Ils en étaient persuadés car ils pensent que seules des dictatures peuvent parer ce danger mondial que serait l’islam, mais que s’est-il passé en Egypte ?

Pas plus qu’en Tunisie, les Frères n’ont su gérer un pays en grandes difficultés économiques. Ils n’ont pas fait reculer mais augmenter le chômage, pas élevé mais encore abaissé le niveau de vie des plus pauvres. Ils ont eux-mêmes prouvé que pas plus qu’aucune autre religion, l’islam n’apportait en lui-même de solutions aux défis socio-économiques. Les Frères ont tant déçu leurs électeurs et si peu désarmé leurs adversaires qu’ils ont dû faire face à un rejet populaire aussi massif que profond, tellement fort et général que l’armée a pu surfer sur cette vague de mécontentement pour destituer le président élu, revenir sur le devant de la scène politique et tenter aujourd’hui de reprendre le pouvoir. Cela n’a rien de réjouissant. Ce coup d’Etat – car c’en est un – donne aux Frères une possibilité de se refaire dans l’opposition alors qu’ils se seraient complètement marginalisés en restant aux affaires mais où est «l’hiver islamiste» ? Si hiver il y a au Caire, c’est bien plutôt celui des Frères qui, désormais en butte à une féroce répression, vont fatalement se diviser entre avocats d’un véritable aggiornamento démocratique et défenseurs de l’orthodoxie originelle.
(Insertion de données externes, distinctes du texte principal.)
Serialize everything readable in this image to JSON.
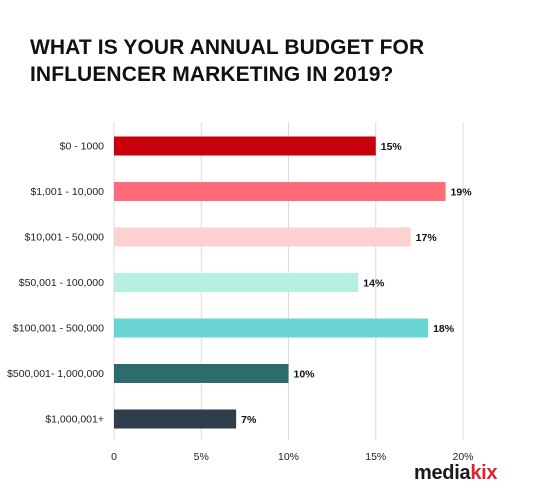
{
  "chart_data": {
    "type": "bar",
    "orientation": "horizontal",
    "title": "WHAT IS YOUR ANNUAL BUDGET FOR INFLUENCER MARKETING IN 2019?",
    "categories": [
      "$0 - 1000",
      "$1,001 - 10,000",
      "$10,001 - 50,000",
      "$50,001 - 100,000",
      "$100,001 - 500,000",
      "$500,001- 1,000,000",
      "$1,000,001+"
    ],
    "values": [
      15,
      19,
      17,
      14,
      18,
      10,
      7
    ],
    "data_labels": [
      "15%",
      "19%",
      "17%",
      "14%",
      "18%",
      "10%",
      "7%"
    ],
    "colors": [
      "#c8000b",
      "#ff6b78",
      "#fdd1cf",
      "#b6f0e3",
      "#6ad6d3",
      "#2d6b6c",
      "#2e3e4d"
    ],
    "xlim": [
      0,
      20
    ],
    "xticks": [
      0,
      5,
      10,
      15,
      20
    ],
    "xtick_labels": [
      "0",
      "5%",
      "10%",
      "15%",
      "20%"
    ],
    "grid": "vertical",
    "xlabel": "",
    "ylabel": ""
  },
  "logo": {
    "part1": "media",
    "part2": "kix"
  }
}
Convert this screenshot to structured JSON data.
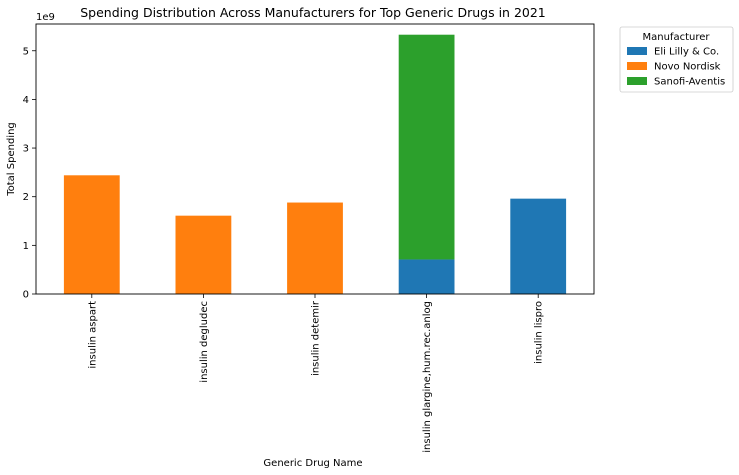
{
  "chart_data": {
    "type": "bar",
    "stacked": true,
    "title": "Spending Distribution Across Manufacturers for Top Generic Drugs in 2021",
    "xlabel": "Generic Drug Name",
    "ylabel": "Total Spending",
    "y_offset_label": "1e9",
    "ylim": [
      0,
      5.55
    ],
    "yticks": [
      "0",
      "1",
      "2",
      "3",
      "4",
      "5"
    ],
    "y_scale": 1000000000,
    "grid": false,
    "categories": [
      "insulin aspart",
      "insulin degludec",
      "insulin detemir",
      "insulin glargine,hum.rec.anlog",
      "insulin lispro"
    ],
    "series": [
      {
        "name": "Eli Lilly & Co.",
        "color": "#1f77b4",
        "values": [
          0,
          0,
          0,
          0.71,
          1.96
        ]
      },
      {
        "name": "Novo Nordisk",
        "color": "#ff7f0e",
        "values": [
          2.44,
          1.61,
          1.88,
          0,
          0
        ]
      },
      {
        "name": "Sanofi-Aventis",
        "color": "#2ca02c",
        "values": [
          0,
          0,
          0,
          4.62,
          0
        ]
      }
    ],
    "legend": {
      "title": "Manufacturer",
      "placement": "outside-top-right"
    }
  }
}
Bien loin de triompher, les islamistes égyptiens traversent maintenant l’une des plus mauvaises passes de leur histoire car ils n’avaient pas compris que leur pays, comme tous les pays arabes, aspirait au bien-être et à la démocratie, pas à l’affirmation d’une identité religieuse, et que les voix qui s’étaient portées sur eux allaient à leur conservatisme économique et social, pas à la confusion entre la politique et la foi et encore moins au jihad.

«Oui, mais la Syrie ?» dira-t-on. C’est vrai. Les islamistes et, surtout, des jihadistes y ont étoffé leurs rangs en profitant de l’absence de soutien occidental aux laïques mais, outre qu’ils n’y sont guère populaires, ils s’y useraient à l’exercice du pouvoir aussi vite qu’au Caire et à Tunis. Rien, n’est plus dommageable à l’islamisme que la démocratie. C’est un fait que brouillent les chaos actuels et la persistance du terrorisme mais les démocrates devraient enfin se résoudre à voir la réalité plutôt que de regretter des dictatures dont le temps est, de toute manière, révolu.